The philosophical joke presumes that our dignity (or autonomy, or free will, or agency) is subverted by our indignities; it's humanistic because the comedy recovers from indignity a dignity of its own: the comic dignity of insight, of resilience in fallibility, where we laugh at the exposure of our own fall from grace and, in laughing, obtain for ourselves a new grace, imbued with wise benevolence, sympathy for our efforts in the charade, and even a sort of secular (though often deist) transcendence: we rise above ourselves at the moment when we fall.

At its core, though, there's an admirable ambiguity in this philosophical joke about human life: the resolution it presumes to offer is not perfect and is never complete: the conceit that dignity leads to indignity that leads to dignity is a wackily spinning whirlpool that can suck anything into its chaotically self-propagating swirl - whatever presumes to inhere in dignity, every striving of humanity, can get caught in the suction; it's a sucking funnel with no end in sight, but at least we can say that we have a whirlpool in the pond of human life, a black hole in our soul, and we can laugh about it.
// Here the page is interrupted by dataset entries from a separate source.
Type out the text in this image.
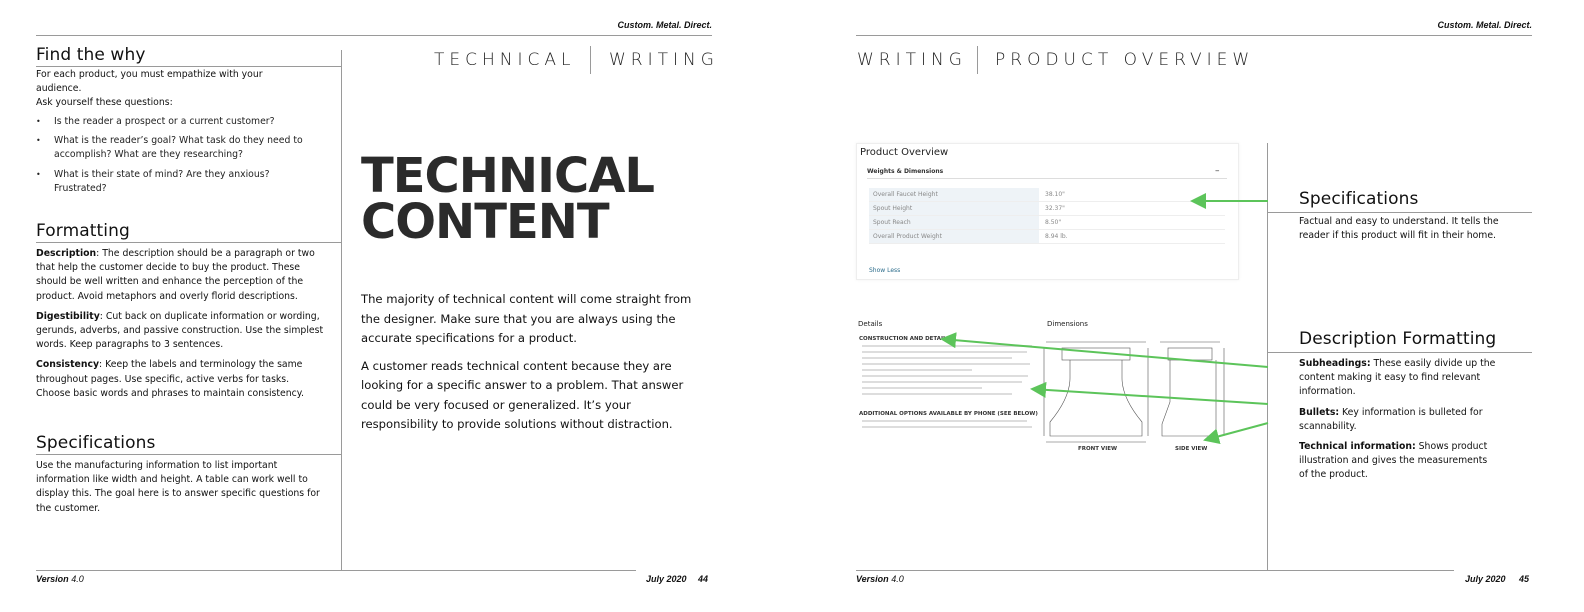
Custom. Metal. Direct.
TECHNICAL WRITING
Find the why
For each product, you must empathize with your audience.
Ask yourself these questions:
• Is the reader a prospect or a current customer?
• What is the reader’s goal? What task do they need to accomplish? What are they researching?
• What is their state of mind? Are they anxious? Frustrated?
Formatting
Description: The description should be a paragraph or two that help the customer decide to buy the product. These should be well written and enhance the perception of the product. Avoid metaphors and overly florid descriptions.
Digestibility: Cut back on duplicate information or wording, gerunds, adverbs, and passive construction. Use the simplest words. Keep paragraphs to 3 sentences.
Consistency: Keep the labels and terminology the same throughout pages. Use specific, active verbs for tasks. Choose basic words and phrases to maintain consistency.
Specifications
Use the manufacturing information to list important information like width and height. A table can work well to display this. The goal here is to answer specific questions for the customer.
TECHNICAL
CONTENT

The majority of technical content will come straight from the designer. Make sure that you are always using the accurate specifications for a product.

A customer reads technical content because they are looking for a specific answer to a problem. That answer could be very focused or generalized. It’s your responsibility to provide solutions without distraction.

Version 4.0	July 2020 44
Custom. Metal. Direct.
WRITING PRODUCT OVERVIEW
Product Overview
Weights & Dimensions	–
Overall Faucet Height	38.10"
Spout Height	32.37"
Spout Reach	8.50"
Overall Product Weight	8.94 lb.
Show Less
Details	Dimensions
CONSTRUCTION AND DETAILS
ADDITIONAL OPTIONS AVAILABLE BY PHONE (SEE BELOW)
FRONT VIEW	SIDE VIEW
Specifications
Factual and easy to understand. It tells the reader if this product will fit in their home.
Description Formatting
Subheadings: These easily divide up the content making it easy to find relevant information.
Bullets: Key information is bulleted for scannability.
Technical information: Shows product illustration and gives the measurements of the product.
Version 4.0	July 2020 45
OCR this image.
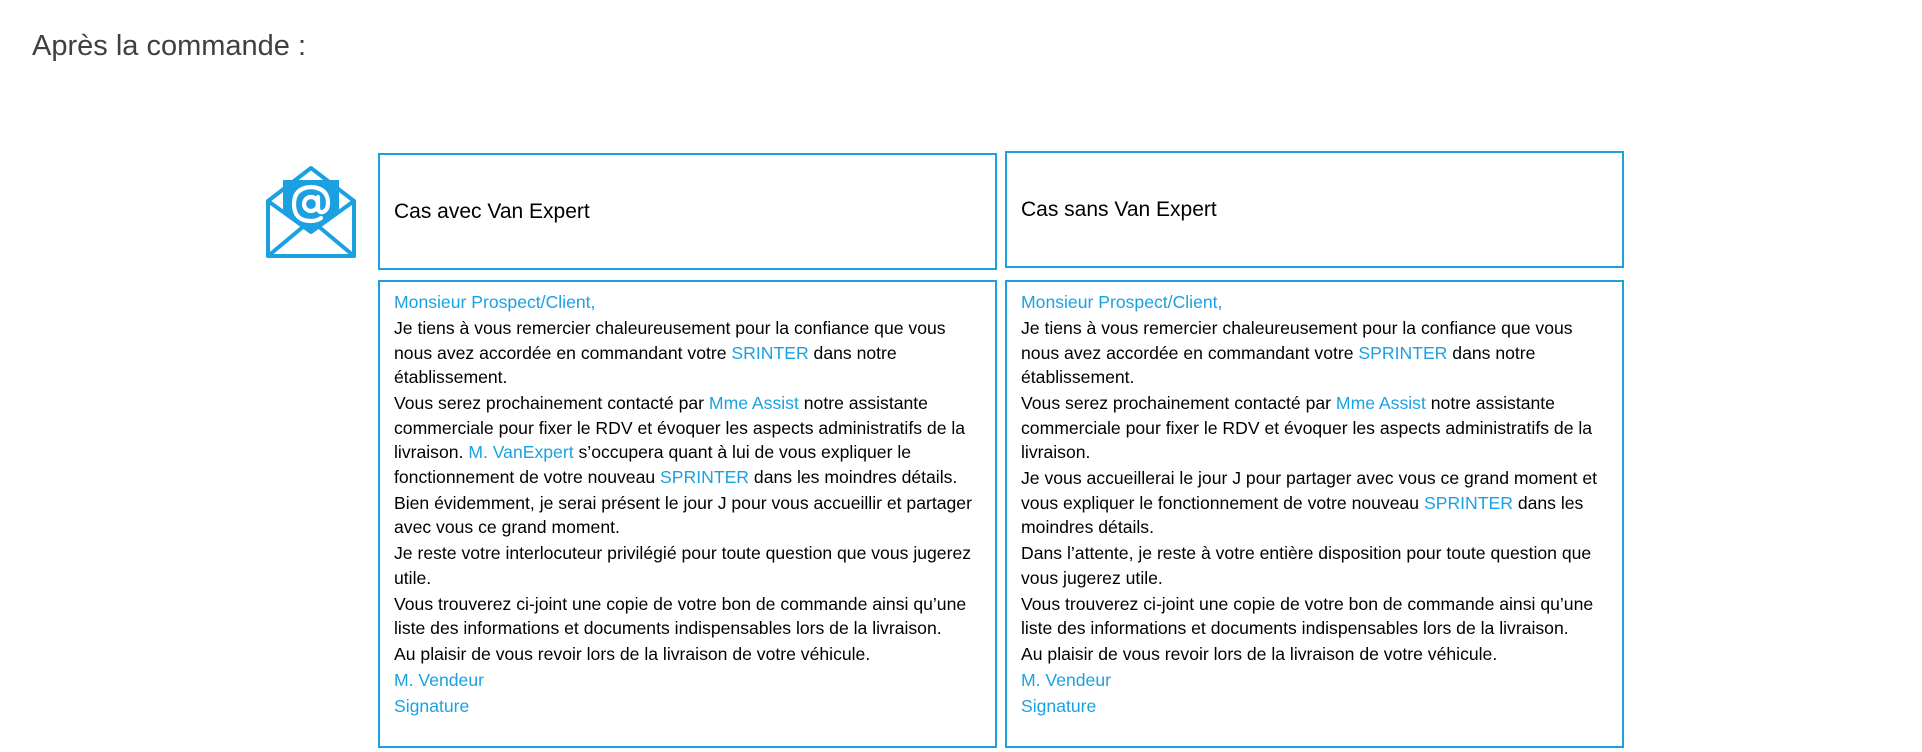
Après la commande :
Cas avec Van Expert	Cas sans Van Expert

Monsieur Prospect/Client,

Je tiens à vous remercier chaleureusement pour la confiance que vous nous avez accordée en commandant votre SRINTER dans notre établissement.

Vous serez prochainement contacté par Mme Assist notre assistante commerciale pour fixer le RDV et évoquer les aspects administratifs de la livraison. M. VanExpert s’occupera quant à lui de vous expliquer le fonctionnement de votre nouveau SPRINTER dans les moindres détails.

Bien évidemment, je serai présent le jour J pour vous accueillir et partager avec vous ce grand moment.

Je reste votre interlocuteur privilégié pour toute question que vous jugerez utile.

Vous trouverez ci-joint une copie de votre bon de commande ainsi qu’une liste des informations et documents indispensables lors de la livraison.

Au plaisir de vous revoir lors de la livraison de votre véhicule.

M. Vendeur

Signature

Monsieur Prospect/Client,

Je tiens à vous remercier chaleureusement pour la confiance que vous nous avez accordée en commandant votre SPRINTER dans notre établissement.

Vous serez prochainement contacté par Mme Assist notre assistante commerciale pour fixer le RDV et évoquer les aspects administratifs de la livraison.

Je vous accueillerai le jour J pour partager avec vous ce grand moment et vous expliquer le fonctionnement de votre nouveau SPRINTER dans les moindres détails.

Dans l’attente, je reste à votre entière disposition pour toute question que vous jugerez utile.

Vous trouverez ci-joint une copie de votre bon de commande ainsi qu’une liste des informations et documents indispensables lors de la livraison.

Au plaisir de vous revoir lors de la livraison de votre véhicule.

M. Vendeur

Signature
What is more intriguing is the comedy that does not submit to comedy's promises of recovery and reunion in laughter, its promise that the coordination of "we laugh at ourselves" will put us into a stable, if ambiguous set of relationships with ourselves. This marginal comedy is far broader, its range much wider than the humanistic philosophy that would argue life is comic because life is a joke, but it's also harder to grasp in its diffusion and its problematics. It's the comedy that refuses to conform to the rules of comedy, whether it disposes with the nods and winks and silly voices that establish the comic voice or subverts the structural forms that clue us in to the comedic performance, where the parodic is not wholly distinct from the object of parody because, though it remains ridiculous, it nevertheless commits to whatever the object of parody is committed to (usually the parody is committed only to the object of parody) - recall, for example, your first encounter with, say, The Darkness, where you think you are witnessing a Spinal Tap-like parody of hair metal, and then how you experienced the unsettlingly delicious creeping realisation that, though in every respect parodic, The Darkness is more committed to hair metal than to any parody of hair metal.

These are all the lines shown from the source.